Troubles neuropsychiatriques : de premières données sur l’impact de la pollution atmosphérique

07/04/2022 Par M.P.
Psychiatrie
L’exposition précoce à la pollution atmosphérique pourrait favoriser l’apparition de pathologies psychiatriques. Les premières études s’intéressent principalement à la schizophrénie et aux troubles du spectre de l’autisme, avec un niveau de preuve plus élevé. Le point avec le Pr Franck Schürhoff, psychiatre au CHU Henri-Mondor (Créteil, AP-HP) et professeur à l’université Paris-Est Créteil.
 


Egora-le Panorama du Médecin : L’impact de la pollution de l’air sur le développement de maladies psychiatriques est un champ de recherche encore récent. Que nous apprennent les premiers travaux sur le sujet ?
 

crédit : Tijana Feterman

Pr Franck Schürhoff : Des études épidémiologiques ont montré qu’il y avait deux fois plus de risques de développer des maladies mentales en ville qu’à la campagne, un phénomène que l’on appelle l’urbanicité. Nous essayons d’identifier les facteurs pouvant expliquer cette association. Chronologiquement, le premier axe de recherche porte sur le stress, la violence, la précarité, le niveau socio-économique dans les zones urbaines.
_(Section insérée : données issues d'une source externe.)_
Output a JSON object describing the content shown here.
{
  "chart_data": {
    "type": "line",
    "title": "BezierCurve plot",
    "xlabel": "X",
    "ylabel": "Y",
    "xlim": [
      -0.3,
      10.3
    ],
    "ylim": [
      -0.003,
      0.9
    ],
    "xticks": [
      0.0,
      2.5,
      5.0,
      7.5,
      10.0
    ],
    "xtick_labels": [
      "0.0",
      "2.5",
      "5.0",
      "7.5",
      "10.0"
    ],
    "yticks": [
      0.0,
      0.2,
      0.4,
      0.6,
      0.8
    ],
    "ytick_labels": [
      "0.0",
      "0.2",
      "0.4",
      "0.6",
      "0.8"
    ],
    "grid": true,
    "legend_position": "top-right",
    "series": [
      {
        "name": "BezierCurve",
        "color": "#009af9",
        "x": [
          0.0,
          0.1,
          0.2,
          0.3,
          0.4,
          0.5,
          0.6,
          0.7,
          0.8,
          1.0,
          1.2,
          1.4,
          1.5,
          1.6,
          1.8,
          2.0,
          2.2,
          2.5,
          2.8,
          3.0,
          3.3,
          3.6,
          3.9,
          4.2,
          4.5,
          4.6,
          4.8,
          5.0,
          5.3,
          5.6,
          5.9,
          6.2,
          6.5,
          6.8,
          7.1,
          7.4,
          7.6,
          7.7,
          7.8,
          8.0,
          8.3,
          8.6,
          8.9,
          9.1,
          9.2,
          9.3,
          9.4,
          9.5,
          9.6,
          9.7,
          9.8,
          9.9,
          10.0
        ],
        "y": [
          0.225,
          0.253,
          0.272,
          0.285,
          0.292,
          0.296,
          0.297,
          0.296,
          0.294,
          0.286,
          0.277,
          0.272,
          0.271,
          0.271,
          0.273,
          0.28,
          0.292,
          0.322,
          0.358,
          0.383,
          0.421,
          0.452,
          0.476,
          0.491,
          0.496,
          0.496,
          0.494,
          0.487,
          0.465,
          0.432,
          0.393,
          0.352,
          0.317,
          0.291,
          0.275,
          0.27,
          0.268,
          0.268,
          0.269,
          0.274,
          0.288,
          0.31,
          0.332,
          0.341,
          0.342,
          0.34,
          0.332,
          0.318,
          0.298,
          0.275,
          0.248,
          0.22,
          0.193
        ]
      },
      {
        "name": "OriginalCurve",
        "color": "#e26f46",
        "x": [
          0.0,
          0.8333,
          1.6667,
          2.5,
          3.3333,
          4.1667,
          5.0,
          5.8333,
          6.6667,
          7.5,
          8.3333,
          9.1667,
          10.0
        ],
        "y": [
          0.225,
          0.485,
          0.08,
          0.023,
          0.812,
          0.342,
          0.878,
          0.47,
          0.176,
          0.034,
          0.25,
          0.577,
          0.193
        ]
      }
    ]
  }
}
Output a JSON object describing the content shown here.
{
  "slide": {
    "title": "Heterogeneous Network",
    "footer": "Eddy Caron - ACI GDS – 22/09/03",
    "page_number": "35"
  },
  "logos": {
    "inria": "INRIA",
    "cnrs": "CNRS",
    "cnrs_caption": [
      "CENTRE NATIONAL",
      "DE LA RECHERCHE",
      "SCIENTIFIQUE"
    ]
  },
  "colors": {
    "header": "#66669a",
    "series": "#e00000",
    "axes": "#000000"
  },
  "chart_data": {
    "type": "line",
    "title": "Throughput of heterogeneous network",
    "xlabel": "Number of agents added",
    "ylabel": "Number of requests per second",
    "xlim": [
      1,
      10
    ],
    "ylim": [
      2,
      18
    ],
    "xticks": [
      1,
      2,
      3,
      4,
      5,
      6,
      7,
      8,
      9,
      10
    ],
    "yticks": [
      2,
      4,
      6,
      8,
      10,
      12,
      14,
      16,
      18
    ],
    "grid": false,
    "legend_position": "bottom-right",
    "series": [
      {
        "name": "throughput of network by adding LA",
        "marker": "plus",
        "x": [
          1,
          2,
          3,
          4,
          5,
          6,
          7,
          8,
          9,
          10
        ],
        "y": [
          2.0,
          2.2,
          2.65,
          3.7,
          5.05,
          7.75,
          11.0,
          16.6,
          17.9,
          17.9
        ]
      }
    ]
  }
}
Le deuxième axe s’intéresse à la pollution de l’air. En effet, l’inhalation de polluants atmosphériques peut entraîner des cascades inflammatoires. Des cytokines pro-inflammatoires passent la barrière hémato-encéphalique et peuvent agresser le cerveau, faisant possiblement le lit de maladies psychiatriques.   Quelles sont les pathologies concernées ?
Les pathologies les plus étudiées et pour lesquelles nous avons le plus de données sont les troubles psychotiques, en premier lieu la schizophrénie, et les troubles du spectre de l’autisme (TSA). En effet, ce sont des maladies très biologiques, très endogènes. Des travaux commencent sur les troubles bipolaires, les dépressions, le risque de suicide.   Y a-t-il des profils plus à risque ?
Une exposition très précoce à la pollution, au moment de la naissance voire peut-être in utero, pourrait augmenter le risque de développer ultérieurement une pathologie psychiatrique. Le système nerveux central se met en place au 2e  trimestre de la grossesse et de nombreux phénomènes de maturation cérébrale interviennent dans l’enfance et l’adolescence. Par ailleurs, chez les sujets malades, les pics de pollution seraient un facteur de rechute.   Quelles études sont en cours sur ce sujet ?
Une étude que nous avons menée sur une période de onze ans avec le service des urgences du CHU Henri-Mondor (AP-HP) montre une augmentation des décompensations psychotiques dans les semaines suivant un pic de pollution aux particules fines PM2.5 et PM10. Nous allons commencer une étude comparant l’exposition précoce à la pollution de patients souffrant de schizophrénie, de troubles bipolaires, et de sujets témoins. Nous constituerons un historique résidentiel, qui permet de connaître les endroits où les personnes ont vécu sur les vingt à trente dernières années. Nous disposons également pour toute l’Europe de l’ouest de cartes d’exposome très précises. Nous allons également lancer dans les mois à venir une étude dans laquelle nous allons équiper des patients souffrant de schizophrénie de capteurs de pollution et mesurer deux fois par jour leur symptomatologie psychiatrique (échelle d’anxiété, sentiment de persécution, hallucinations…) grâce à une application sur smartphone. L’objectif est de voir s’il y a un parallèle entre intensité de la pollution et intensité des symptômes. Plusieurs études sont en cours dans les pays scandinaves et en Chine. Nous sommes les premiers en France à développer ce type
d’approche.   Comment établir un lien entre pollution de l’air et apparition d’une pathologie psychiatrique ? Toutes les maladies psychiatriques sont multifactorielles. Elles dépendent d’interactions entre des facteurs de vulnérabilité génétique et des facteurs de risque environnementaux, auxquels chacun est plus ou moins sensible. Cependant, il est difficile sur un plan méthodologique de prendre en compte l’ensemble des expositions : stress, cannabis…   Quels conseils de prévention primaire ou secondaire les médecins généralistes peuvent-il dispenser à leurs patients ? Pour les enfants vivant dans des endroits fortement pollués, il faut être vigilant sur l’apparition de symptômes à bas bruit à l’adolescence. Pour les patients ayant des fragilités psychologiques ou psychiatriques, il faut les alerter sur le fait qu’il y a une présomption d’impact de la pollution de l’air sur le risque de décompensation et leur conseiller par exemple d’éviter de fréquenter les lieux pollués, de sortir lors des pics de
pollution… Toutefois, la première étape avant de parler de prévention est mesurer les facteurs de pollution et de confirmer leur implication, même s’il y a de fortes de présomptions.